2.3 Model construction
We constructed two models in this research: one was for predicting the
potential geographical distribution area of species; the other was for
analyzing the main environmental factors influencing the potential
distribution of species.
2.3.1 Construction of the MaxEnt
model
Phillips et al. (2004) developed the MaxEnt model based on the theory of
maximum entropy, which was applied to the study of simulating species
distribution (Phillips et al., 2006; Zhang et al., 2011).

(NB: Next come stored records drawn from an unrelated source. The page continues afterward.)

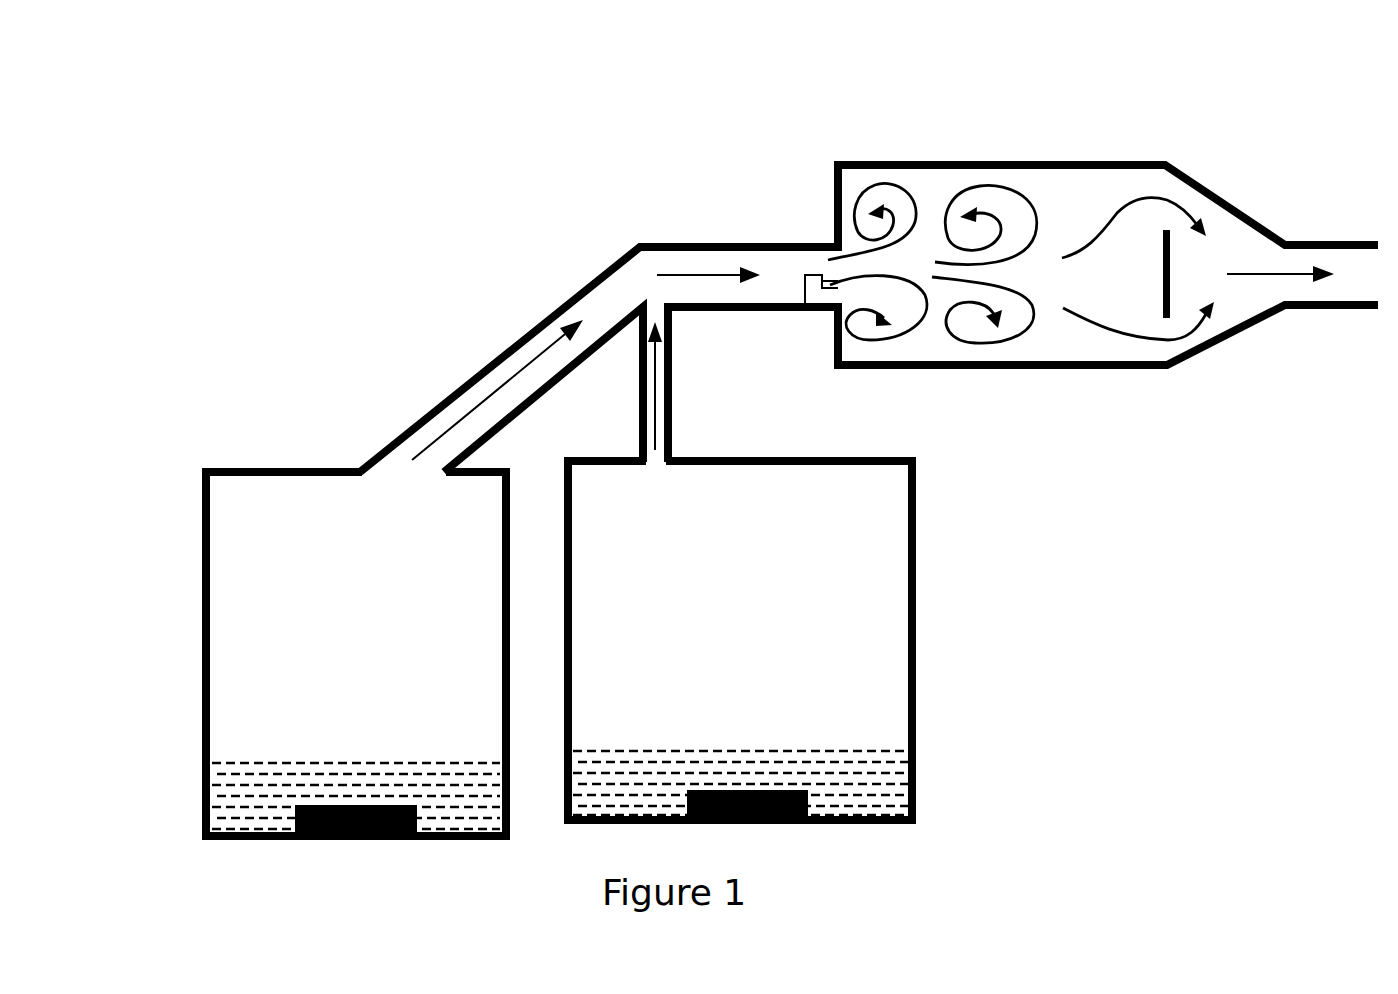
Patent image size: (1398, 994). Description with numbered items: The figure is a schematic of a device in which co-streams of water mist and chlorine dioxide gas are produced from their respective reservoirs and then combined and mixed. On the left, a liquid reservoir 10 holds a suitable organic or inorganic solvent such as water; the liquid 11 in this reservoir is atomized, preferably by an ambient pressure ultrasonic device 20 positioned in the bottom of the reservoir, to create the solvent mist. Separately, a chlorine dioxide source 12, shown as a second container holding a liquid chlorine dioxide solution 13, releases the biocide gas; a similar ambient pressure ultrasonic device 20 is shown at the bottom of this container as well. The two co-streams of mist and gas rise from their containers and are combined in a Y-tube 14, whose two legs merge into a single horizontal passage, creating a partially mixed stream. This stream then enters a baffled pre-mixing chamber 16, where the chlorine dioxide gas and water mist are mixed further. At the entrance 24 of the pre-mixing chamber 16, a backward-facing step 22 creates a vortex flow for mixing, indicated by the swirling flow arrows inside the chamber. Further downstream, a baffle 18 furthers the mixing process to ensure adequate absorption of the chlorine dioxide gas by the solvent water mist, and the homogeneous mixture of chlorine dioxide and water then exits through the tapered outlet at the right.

The liquid reservoir 10 is at (230, 468).
The liquid in first container 11 is at (266, 778).
The chlorine dioxide source 12 is at (916, 670).
The liquid in second container 13 is at (898, 762).
The Y-tube 14 is at (700, 243).
The baffled pre-mixing chamber 16 is at (1060, 165).
The downstream baffle 18 is at (1165, 282).
The ambient pressure ultrasonic device 20 is at (340, 806).
The backward-facing step 22 is at (820, 278).
The entrance 24 is at (833, 276).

The model can
combine species occurrence localities and environmental parameters to
predict the habitat suitability, and then explores the possible
distribution of the species in the study area (Phillips et al., 2006;
Phillips & Dudík, 2008; Zhang et al., 2019).
In this study, the latitude and longitude of species distribution sites
and the independent environmental factors in Northwest Yunnan were
simultaneously imported into the MaxEnt model (Version 3.3.3k) to
construct the correlation function between species and the environment.
Usually, the prediction results of the
MaxEnt
model are related to some set parameters, such as the max number of
background points (BC), regularization multiplier (RM), and feature
combination (FC) (Zhu et al., 2018). MaxEnt is applied to run with the
following modeling regulations: (1) for species with < 10
distribution records linear features were applied; (2) for species with
10-14 records quadratic features were utilized, and; (3) species with
> 15 records hinge features were employed (Zhang et al.,
2012; Zhang et al., 2017). In this research, we set the RM value to
[0.5, 3], the step size was 0.5; the BC value set as [5000,
15000], the step size was 5000. After that, we applied the linear,
quadratic and hinge features to construct the MaxEnt model,
respectively. In addition, 75%
of species distribution locations were randomly selected as training
data to build the model, and the remaining 25% of the species
distribution locations were used as testing data for model validation
(Guan et al., 2018; Zhang et al., 2019). The maximum iterations was set
as 500, and the number of replicate runs was set as 10 or 20.